As others have pointed out, len("CCC-A-H") == 7 and python employs short-circuit evaluation on boolean operations. The end result is that:
(len("CCC-A-H") == 5 or len("CCC-A-H") == 7 or "CCC-A-H"[6] != "H")
will return true because len("CCC-A-H") == 7 evaluates to true before "CCC-A-H"[6] != "H" is evaluated.
This may be easier to see by using the filter(...) function instead of a list comprehension:
list1 = ["CCC-C", "CCC-P", "CCC-A-P", "CCC-A-H", "CCC-J", "CCC-S-X"]
def len57notHWrong(item):
return len(item) == 5 or len(item) == 7 or item[6] != "H"
print "Wrong : ", filter(len57notHWrong, list1)
This is a simple direct translation of the list comprehension you used to using the filter(...) function.
If we were to rewrite this using if ... elif ... else constructs, it would look something like this:
def len57notHWrongExpanded(item):
if len(item) == 5: # first check if length is 5
return True
elif len(item) == 7: # now check if length is 7
return True # it's 7? Short-circuit, return True
elif item[6] != "H": # This will never get seen (on this particular dataset)
return True
return False
print "Wrong (Expanded): ", filter(len57notHWrongExpanded, list1)
A correct expression would look like:
def len57notH(item):
return len(item) == 5 or (len(item) == 7 and item[6] != "H")
print "Correct : ", filter(len57notH, list1)
Expanded:
def len57notHExpanded(item):
if len(item) == 5:
return True
elif len(item) == 7:
if item[6] != "H":
return True
return False
print "Correct (Expand): ", filter(len57notHExpanded, list1)
This would make the list comprehension look like:
new_list = [i for i in list1 if (len(i) == 5 or (len(i) == 7 and i[6] != "H"))]

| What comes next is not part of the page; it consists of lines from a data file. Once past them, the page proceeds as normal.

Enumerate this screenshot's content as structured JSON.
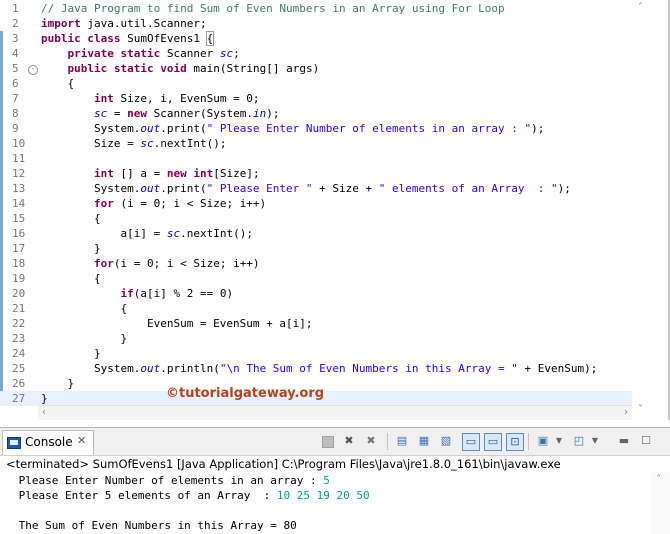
{
  "editor": {
    "file_class": "SumOfEvens1",
    "lines": [
      {
        "n": "1",
        "fold": "",
        "segs": [
          {
            "t": "// Java Program to find Sum of Even Numbers in an Array using For Loop",
            "c": "cm"
          }
        ]
      },
      {
        "n": "2",
        "fold": "",
        "segs": [
          {
            "t": "import",
            "c": "kw"
          },
          {
            "t": " java.util.Scanner;",
            "c": ""
          }
        ]
      },
      {
        "n": "3",
        "fold": "",
        "segs": [
          {
            "t": "public",
            "c": "kw"
          },
          {
            "t": " ",
            "c": ""
          },
          {
            "t": "class",
            "c": "kw"
          },
          {
            "t": " SumOfEvens1 ",
            "c": ""
          },
          {
            "t": "{",
            "c": "brk"
          }
        ]
      },
      {
        "n": "4",
        "fold": "",
        "segs": [
          {
            "t": "    ",
            "c": ""
          },
          {
            "t": "private",
            "c": "kw"
          },
          {
            "t": " ",
            "c": ""
          },
          {
            "t": "static",
            "c": "kw"
          },
          {
            "t": " Scanner ",
            "c": ""
          },
          {
            "t": "sc",
            "c": "fld"
          },
          {
            "t": ";",
            "c": ""
          }
        ]
      },
      {
        "n": "5",
        "fold": "-",
        "segs": [
          {
            "t": "    ",
            "c": ""
          },
          {
            "t": "public",
            "c": "kw"
          },
          {
            "t": " ",
            "c": ""
          },
          {
            "t": "static",
            "c": "kw"
          },
          {
            "t": " ",
            "c": ""
          },
          {
            "t": "void",
            "c": "kw"
          },
          {
            "t": " main(String[] args)",
            "c": ""
          }
        ]
      },
      {
        "n": "6",
        "fold": "",
        "segs": [
          {
            "t": "    {",
            "c": ""
          }
        ]
      },
      {
        "n": "7",
        "fold": "",
        "segs": [
          {
            "t": "        ",
            "c": ""
          },
          {
            "t": "int",
            "c": "kw"
          },
          {
            "t": " Size, i, EvenSum = 0;",
            "c": ""
          }
        ]
      },
      {
        "n": "8",
        "fold": "",
        "segs": [
          {
            "t": "        ",
            "c": ""
          },
          {
            "t": "sc",
            "c": "fld"
          },
          {
            "t": " = ",
            "c": ""
          },
          {
            "t": "new",
            "c": "kw"
          },
          {
            "t": " Scanner(System.",
            "c": ""
          },
          {
            "t": "in",
            "c": "fld"
          },
          {
            "t": ");",
            "c": ""
          }
        ]
      },
      {
        "n": "9",
        "fold": "",
        "segs": [
          {
            "t": "        System.",
            "c": ""
          },
          {
            "t": "out",
            "c": "fld"
          },
          {
            "t": ".print(",
            "c": ""
          },
          {
            "t": "\" Please Enter Number of elements in an array : \"",
            "c": "str"
          },
          {
            "t": ");",
            "c": ""
          }
        ]
      },
      {
        "n": "10",
        "fold": "",
        "segs": [
          {
            "t": "        Size = ",
            "c": ""
          },
          {
            "t": "sc",
            "c": "fld"
          },
          {
            "t": ".nextInt();",
            "c": ""
          }
        ]
      },
      {
        "n": "11",
        "fold": "",
        "segs": []
      },
      {
        "n": "12",
        "fold": "",
        "segs": [
          {
            "t": "        ",
            "c": ""
          },
          {
            "t": "int",
            "c": "kw"
          },
          {
            "t": " [] a = ",
            "c": ""
          },
          {
            "t": "new",
            "c": "kw"
          },
          {
            "t": " ",
            "c": ""
          },
          {
            "t": "int",
            "c": "kw"
          },
          {
            "t": "[Size];",
            "c": ""
          }
        ]
      },
      {
        "n": "13",
        "fold": "",
        "segs": [
          {
            "t": "        System.",
            "c": ""
          },
          {
            "t": "out",
            "c": "fld"
          },
          {
            "t": ".print(",
            "c": ""
          },
          {
            "t": "\" Please Enter \"",
            "c": "str"
          },
          {
            "t": " + Size + ",
            "c": ""
          },
          {
            "t": "\" elements of an Array  : \"",
            "c": "str"
          },
          {
            "t": ");",
            "c": ""
          }
        ]
      },
      {
        "n": "14",
        "fold": "",
        "segs": [
          {
            "t": "        ",
            "c": ""
          },
          {
            "t": "for",
            "c": "kw"
          },
          {
            "t": " (i = 0; i < Size; i++)",
            "c": ""
          }
        ]
      },
      {
        "n": "15",
        "fold": "",
        "segs": [
          {
            "t": "        {",
            "c": ""
          }
        ]
      },
      {
        "n": "16",
        "fold": "",
        "segs": [
          {
            "t": "            a[i] = ",
            "c": ""
          },
          {
            "t": "sc",
            "c": "fld"
          },
          {
            "t": ".nextInt();",
            "c": ""
          }
        ]
      },
      {
        "n": "17",
        "fold": "",
        "segs": [
          {
            "t": "        }",
            "c": ""
          }
        ]
      },
      {
        "n": "18",
        "fold": "",
        "segs": [
          {
            "t": "        ",
            "c": ""
          },
          {
            "t": "for",
            "c": "kw"
          },
          {
            "t": "(i = 0; i < Size; i++)",
            "c": ""
          }
        ]
      },
      {
        "n": "19",
        "fold": "",
        "segs": [
          {
            "t": "        {",
            "c": ""
          }
        ]
      },
      {
        "n": "20",
        "fold": "",
        "segs": [
          {
            "t": "            ",
            "c": ""
          },
          {
            "t": "if",
            "c": "kw"
          },
          {
            "t": "(a[i] % 2 == 0)",
            "c": ""
          }
        ]
      },
      {
        "n": "21",
        "fold": "",
        "segs": [
          {
            "t": "            {",
            "c": ""
          }
        ]
      },
      {
        "n": "22",
        "fold": "",
        "segs": [
          {
            "t": "                EvenSum = EvenSum + a[i];",
            "c": ""
          }
        ]
      },
      {
        "n": "23",
        "fold": "",
        "segs": [
          {
            "t": "            }",
            "c": ""
          }
        ]
      },
      {
        "n": "24",
        "fold": "",
        "segs": [
          {
            "t": "        }",
            "c": ""
          }
        ]
      },
      {
        "n": "25",
        "fold": "",
        "segs": [
          {
            "t": "        System.",
            "c": ""
          },
          {
            "t": "out",
            "c": "fld"
          },
          {
            "t": ".println(",
            "c": ""
          },
          {
            "t": "\"\\n The Sum of Even Numbers in this Array = \"",
            "c": "str"
          },
          {
            "t": " + EvenSum);",
            "c": ""
          }
        ]
      },
      {
        "n": "26",
        "fold": "",
        "segs": [
          {
            "t": "    }",
            "c": ""
          }
        ]
      },
      {
        "n": "27",
        "fold": "",
        "segs": [
          {
            "t": "}",
            "c": ""
          }
        ]
      }
    ],
    "watermark": "©tutorialgateway.org"
  },
  "console": {
    "tab_label": "Console",
    "tab_close": "✕",
    "terminated": "<terminated> SumOfEvens1 [Java Application] C:\\Program Files\\Java\\jre1.8.0_161\\bin\\javaw.exe",
    "output": [
      {
        "prompt": " Please Enter Number of elements in an array : ",
        "input": "5"
      },
      {
        "prompt": " Please Enter 5 elements of an Array  : ",
        "input": "10 25 19 20 50"
      },
      {
        "prompt": "",
        "input": ""
      },
      {
        "prompt": " The Sum of Even Numbers in this Array = 80",
        "input": ""
      }
    ]
  },
  "icons": [
    "terminate-icon",
    "remove-launch-icon",
    "remove-all-icon",
    "clear-console-icon",
    "scroll-lock-icon",
    "word-wrap-icon",
    "show-on-output-icon",
    "show-on-error-icon",
    "pin-console-icon",
    "display-console-icon",
    "new-console-icon",
    "minimize-icon",
    "maximize-icon"
  ]
}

The reason your code doesn't raise an IndexError is because all of your data items are either 5 or 7 elements long. This causes the code to short circuit prior to hitting the i[6] != "H" expression. If you try this code on a list that contains data items that are not of length 5 or 7 and less than 7 elements long, then IndexError is raised:
list2 = ["CCC-C", "CCC-P", "CCC", "CCC-A-P", "CCC-A-H", "CCC-J", "CCC-S-X"]
new_list = [i for i in list2 if (len(i) == 5 or len(i) == 7 or i[6] != "H")]
Traceback (most recent call last):
File "C:/Users/xxxxxxxx/Desktop/t.py", line 44, in <module>
new_list = [i for i in list2 if (len(i) == 5 or len(i) == 7 or i[6] != "H")]
IndexError: string index out of range
Sorry, it's a bit of a long answer...